The report noted that outcomes for too many customers weren't good enough and that, in some cases, there was "serious detriment and financial loss".
The FCA said that three firms in particular, which they're not naming yet, had a large backlog of letters and documentation, including some from vulnerable customers who were behind on their repayments. This included medical evidence and letters from debt advisers which showed why some of these customers were struggling or failing to pay.
Some of these vulnerable customers were being chased by bailiffs or collection agents.
The watchdog said that firms are legally required to give customers "breathing space" from collections if they have provided evidence that they are working with a debt adviser in a bid to manage debts. Of course, the payday loan companies won't be doing that if they've got a load of unopened correspondence.
With that, the FCA found examples of companies exacerbating situations that were already stressful, including repayment plans that were quite obviously unsustainable, leaving customers having to explain their situation multiple times, thanks to loan companies keeping poor records. Where the businesses were non-compliant with new rules, the FCA intervened to get the loan companies to take measures to make sure that these failings weren't repeated.

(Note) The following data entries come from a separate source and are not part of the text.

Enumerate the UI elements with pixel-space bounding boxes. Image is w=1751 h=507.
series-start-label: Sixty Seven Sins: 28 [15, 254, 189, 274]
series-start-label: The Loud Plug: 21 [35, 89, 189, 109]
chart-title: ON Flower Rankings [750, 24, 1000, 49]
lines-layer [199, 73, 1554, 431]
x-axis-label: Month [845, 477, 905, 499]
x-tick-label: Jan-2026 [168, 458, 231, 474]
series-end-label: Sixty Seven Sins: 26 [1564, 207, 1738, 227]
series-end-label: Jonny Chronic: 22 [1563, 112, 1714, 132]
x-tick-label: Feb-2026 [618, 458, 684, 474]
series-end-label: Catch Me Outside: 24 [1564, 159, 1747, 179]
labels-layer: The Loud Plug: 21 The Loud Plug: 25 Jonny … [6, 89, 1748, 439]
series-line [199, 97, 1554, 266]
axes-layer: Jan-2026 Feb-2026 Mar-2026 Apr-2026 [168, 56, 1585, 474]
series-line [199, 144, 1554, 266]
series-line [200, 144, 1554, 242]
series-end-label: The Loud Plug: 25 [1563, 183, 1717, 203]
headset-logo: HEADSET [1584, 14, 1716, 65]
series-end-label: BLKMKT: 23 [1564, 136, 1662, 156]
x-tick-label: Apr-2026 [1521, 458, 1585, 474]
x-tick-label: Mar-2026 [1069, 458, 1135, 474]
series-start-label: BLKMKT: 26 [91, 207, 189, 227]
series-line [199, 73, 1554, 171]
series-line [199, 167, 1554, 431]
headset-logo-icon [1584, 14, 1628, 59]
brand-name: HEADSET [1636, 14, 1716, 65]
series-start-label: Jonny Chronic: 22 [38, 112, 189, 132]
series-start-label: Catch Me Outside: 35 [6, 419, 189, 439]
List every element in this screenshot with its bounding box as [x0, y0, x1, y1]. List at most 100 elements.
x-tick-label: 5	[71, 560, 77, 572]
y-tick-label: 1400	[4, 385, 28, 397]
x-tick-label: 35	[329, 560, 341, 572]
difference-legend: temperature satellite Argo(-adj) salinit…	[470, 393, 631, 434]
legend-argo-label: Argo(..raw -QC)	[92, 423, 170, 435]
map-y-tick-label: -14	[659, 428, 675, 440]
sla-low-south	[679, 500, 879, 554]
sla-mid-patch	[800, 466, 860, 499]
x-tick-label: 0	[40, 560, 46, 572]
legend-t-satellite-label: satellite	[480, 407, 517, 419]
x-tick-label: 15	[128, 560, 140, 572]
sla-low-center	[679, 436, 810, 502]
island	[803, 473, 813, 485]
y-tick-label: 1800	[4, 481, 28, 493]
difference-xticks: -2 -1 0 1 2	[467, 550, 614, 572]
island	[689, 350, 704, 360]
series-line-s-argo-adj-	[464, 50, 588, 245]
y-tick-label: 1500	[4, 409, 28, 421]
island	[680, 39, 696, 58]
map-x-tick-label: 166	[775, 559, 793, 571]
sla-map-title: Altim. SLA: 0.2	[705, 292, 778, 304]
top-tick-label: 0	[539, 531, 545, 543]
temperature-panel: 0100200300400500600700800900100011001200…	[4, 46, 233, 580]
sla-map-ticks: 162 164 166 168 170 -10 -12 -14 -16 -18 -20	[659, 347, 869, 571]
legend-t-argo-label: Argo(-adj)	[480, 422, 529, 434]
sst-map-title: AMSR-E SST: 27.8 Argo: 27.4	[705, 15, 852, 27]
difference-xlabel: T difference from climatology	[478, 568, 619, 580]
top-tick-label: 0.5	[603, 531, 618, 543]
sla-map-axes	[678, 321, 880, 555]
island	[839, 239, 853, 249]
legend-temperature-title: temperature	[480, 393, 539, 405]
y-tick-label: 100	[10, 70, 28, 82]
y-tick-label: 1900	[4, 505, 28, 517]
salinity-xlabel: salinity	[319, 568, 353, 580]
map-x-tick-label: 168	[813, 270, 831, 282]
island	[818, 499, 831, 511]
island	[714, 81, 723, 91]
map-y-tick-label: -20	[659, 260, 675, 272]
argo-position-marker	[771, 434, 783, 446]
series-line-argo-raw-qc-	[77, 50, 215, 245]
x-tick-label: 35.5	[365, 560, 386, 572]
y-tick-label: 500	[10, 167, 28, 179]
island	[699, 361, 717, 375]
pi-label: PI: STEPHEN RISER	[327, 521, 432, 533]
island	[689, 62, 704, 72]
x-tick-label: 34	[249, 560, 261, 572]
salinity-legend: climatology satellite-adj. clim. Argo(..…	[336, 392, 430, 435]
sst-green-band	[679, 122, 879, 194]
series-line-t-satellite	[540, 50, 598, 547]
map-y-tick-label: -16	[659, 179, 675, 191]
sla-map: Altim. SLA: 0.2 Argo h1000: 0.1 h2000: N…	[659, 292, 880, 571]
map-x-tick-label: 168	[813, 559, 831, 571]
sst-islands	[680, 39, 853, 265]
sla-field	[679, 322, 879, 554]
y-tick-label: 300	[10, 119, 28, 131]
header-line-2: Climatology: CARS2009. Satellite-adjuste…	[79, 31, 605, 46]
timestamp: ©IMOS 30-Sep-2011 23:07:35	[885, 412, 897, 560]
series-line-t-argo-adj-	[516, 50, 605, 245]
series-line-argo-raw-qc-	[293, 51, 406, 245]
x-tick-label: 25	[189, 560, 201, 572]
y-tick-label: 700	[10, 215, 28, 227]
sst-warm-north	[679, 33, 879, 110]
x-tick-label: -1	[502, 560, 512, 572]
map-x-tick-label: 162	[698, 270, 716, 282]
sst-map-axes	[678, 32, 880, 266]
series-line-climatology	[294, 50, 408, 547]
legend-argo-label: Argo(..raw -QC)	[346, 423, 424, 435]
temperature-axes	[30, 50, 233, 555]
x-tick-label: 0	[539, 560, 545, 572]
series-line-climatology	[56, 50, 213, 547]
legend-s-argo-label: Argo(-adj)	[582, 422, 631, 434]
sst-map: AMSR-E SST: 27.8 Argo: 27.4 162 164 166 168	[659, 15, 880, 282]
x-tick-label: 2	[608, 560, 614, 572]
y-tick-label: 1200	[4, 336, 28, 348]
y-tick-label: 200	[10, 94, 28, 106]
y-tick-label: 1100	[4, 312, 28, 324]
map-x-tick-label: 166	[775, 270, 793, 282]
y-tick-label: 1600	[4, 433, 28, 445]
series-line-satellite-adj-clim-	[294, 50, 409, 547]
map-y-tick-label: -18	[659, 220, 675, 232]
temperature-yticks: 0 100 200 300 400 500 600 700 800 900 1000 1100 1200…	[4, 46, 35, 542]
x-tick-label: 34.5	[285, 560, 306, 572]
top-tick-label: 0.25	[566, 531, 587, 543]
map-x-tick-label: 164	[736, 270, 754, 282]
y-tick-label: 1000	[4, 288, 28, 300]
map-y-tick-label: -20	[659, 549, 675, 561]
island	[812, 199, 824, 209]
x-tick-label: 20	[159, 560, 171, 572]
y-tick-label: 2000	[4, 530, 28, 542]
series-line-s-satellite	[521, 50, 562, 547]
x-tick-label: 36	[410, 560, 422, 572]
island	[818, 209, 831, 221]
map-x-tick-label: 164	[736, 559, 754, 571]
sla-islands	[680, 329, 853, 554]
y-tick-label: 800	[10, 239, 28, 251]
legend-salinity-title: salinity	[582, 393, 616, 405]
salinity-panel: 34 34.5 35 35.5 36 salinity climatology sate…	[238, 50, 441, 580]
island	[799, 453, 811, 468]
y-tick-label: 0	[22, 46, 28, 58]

The regulator said that they've restricted the way some payday loan companies do business until the mess gets sorted out.
Tracey McDermott, director of supervision at the FCA, said: "Our rules are designed to ensure loans are affordable; that customers who get into difficulty are treated fairly and that they are not pressurised into unaffordable and unsustainable repayment plans. The real test for these lenders will be FCA authorisation where they will have to demonstrate exactly how much progress they have made if they want to remain in the market".